Five hundred years ago, from the peaks of the Andes Mountains in south america, the Inca civilization had its own view of the night sky. 

The Inca constellations were assembled not only from bright points of light, but also from diffuse glowing regions and dark patches in between. 

A figure in the sky. Text, painting of the inca view of the night sky,, Cusco, Peru. 

For the incas, the band of the Milky Way was the celestial river, Mayu, the source of earth's water. 

The dark clouds, or yana phuyu, were animals that came to drink from the life-giving river. 

Mach acuay, the serpent. 

Hanp atu, the toad. Yutu tinamou, the partridge. Llamacnawin, eyes of the mother llama, unallamach, baby llama, atoq, the fox, micheq, the shepherd, 

Telescopes on the ground and in space provide yet another view of the figures in the night sky. 

With telescopes we can see that each of the mother llama's bright eyes is composed of a small group of stars. 

Zooms in on two stars in the constellation. Alpha centauri system, riger kentaurus, visible light. Beta centauri system, hadar. Infrared light. 

The fox's red eyes are clouds of glowing gas and starlit dust known as nebulae. 

Zooms in on the constellation. Lobster nebula, x ray visible, and infrared light. Cat's paw nebula, visible light. 

And the dark bodies of the animals are not just empty voids. 

Zooms in on Milky Way. Central Milky Way, visible light. 

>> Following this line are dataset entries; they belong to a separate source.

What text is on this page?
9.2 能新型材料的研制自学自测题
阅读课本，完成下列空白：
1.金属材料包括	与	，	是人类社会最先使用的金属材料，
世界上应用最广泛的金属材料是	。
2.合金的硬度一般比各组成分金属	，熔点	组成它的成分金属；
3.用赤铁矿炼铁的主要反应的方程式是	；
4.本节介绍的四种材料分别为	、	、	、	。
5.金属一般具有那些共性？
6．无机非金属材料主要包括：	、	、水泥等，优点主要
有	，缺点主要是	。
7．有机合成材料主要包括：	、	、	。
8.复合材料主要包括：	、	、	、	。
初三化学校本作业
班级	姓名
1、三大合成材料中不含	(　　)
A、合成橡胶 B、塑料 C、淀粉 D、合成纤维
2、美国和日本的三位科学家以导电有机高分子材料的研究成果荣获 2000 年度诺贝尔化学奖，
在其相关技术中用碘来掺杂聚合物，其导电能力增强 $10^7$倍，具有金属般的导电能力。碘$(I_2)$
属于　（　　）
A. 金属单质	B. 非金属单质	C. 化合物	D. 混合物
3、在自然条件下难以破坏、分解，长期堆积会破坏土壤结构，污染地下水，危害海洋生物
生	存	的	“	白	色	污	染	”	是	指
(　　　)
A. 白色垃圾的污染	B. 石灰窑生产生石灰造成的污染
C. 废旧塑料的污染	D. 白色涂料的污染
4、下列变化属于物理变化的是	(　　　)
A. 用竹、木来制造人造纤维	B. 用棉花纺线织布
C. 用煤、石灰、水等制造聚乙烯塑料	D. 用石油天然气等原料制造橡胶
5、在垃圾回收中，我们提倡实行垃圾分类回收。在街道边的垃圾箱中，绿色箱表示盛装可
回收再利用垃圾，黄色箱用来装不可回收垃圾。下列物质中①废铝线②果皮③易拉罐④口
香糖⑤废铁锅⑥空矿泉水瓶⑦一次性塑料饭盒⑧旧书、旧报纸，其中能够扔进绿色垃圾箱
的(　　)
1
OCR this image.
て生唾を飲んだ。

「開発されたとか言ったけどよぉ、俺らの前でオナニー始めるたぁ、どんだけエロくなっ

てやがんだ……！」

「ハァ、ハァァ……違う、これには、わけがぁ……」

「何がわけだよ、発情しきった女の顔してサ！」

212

They are dust clouds so dense that they block the visible light of more distant stars almost completely. It is within and from these dense clouds of dust that new stars, and new planetary systems, are born. 

Although it is dark to our unaided eyes and to the sensors in a visible light telescope, the shadowy dust of the milky way emits a bright infrared glow. Lobster Nebula and Cat's Paw nebula, infrared light. 

While our eyes allow us to see the energy of hot stars and gas of the animal's eyes, the infrared telescope reveals the energy emitted by their warm dusty bodies. 

Panorama of the milky way, Cerro Paranal, Chile. Buildings in a deserted area. 

Whether viewed through the lens of human culture or the optics of a telescope, stories of the cosmos are written in the light and silhouettes of the night sky.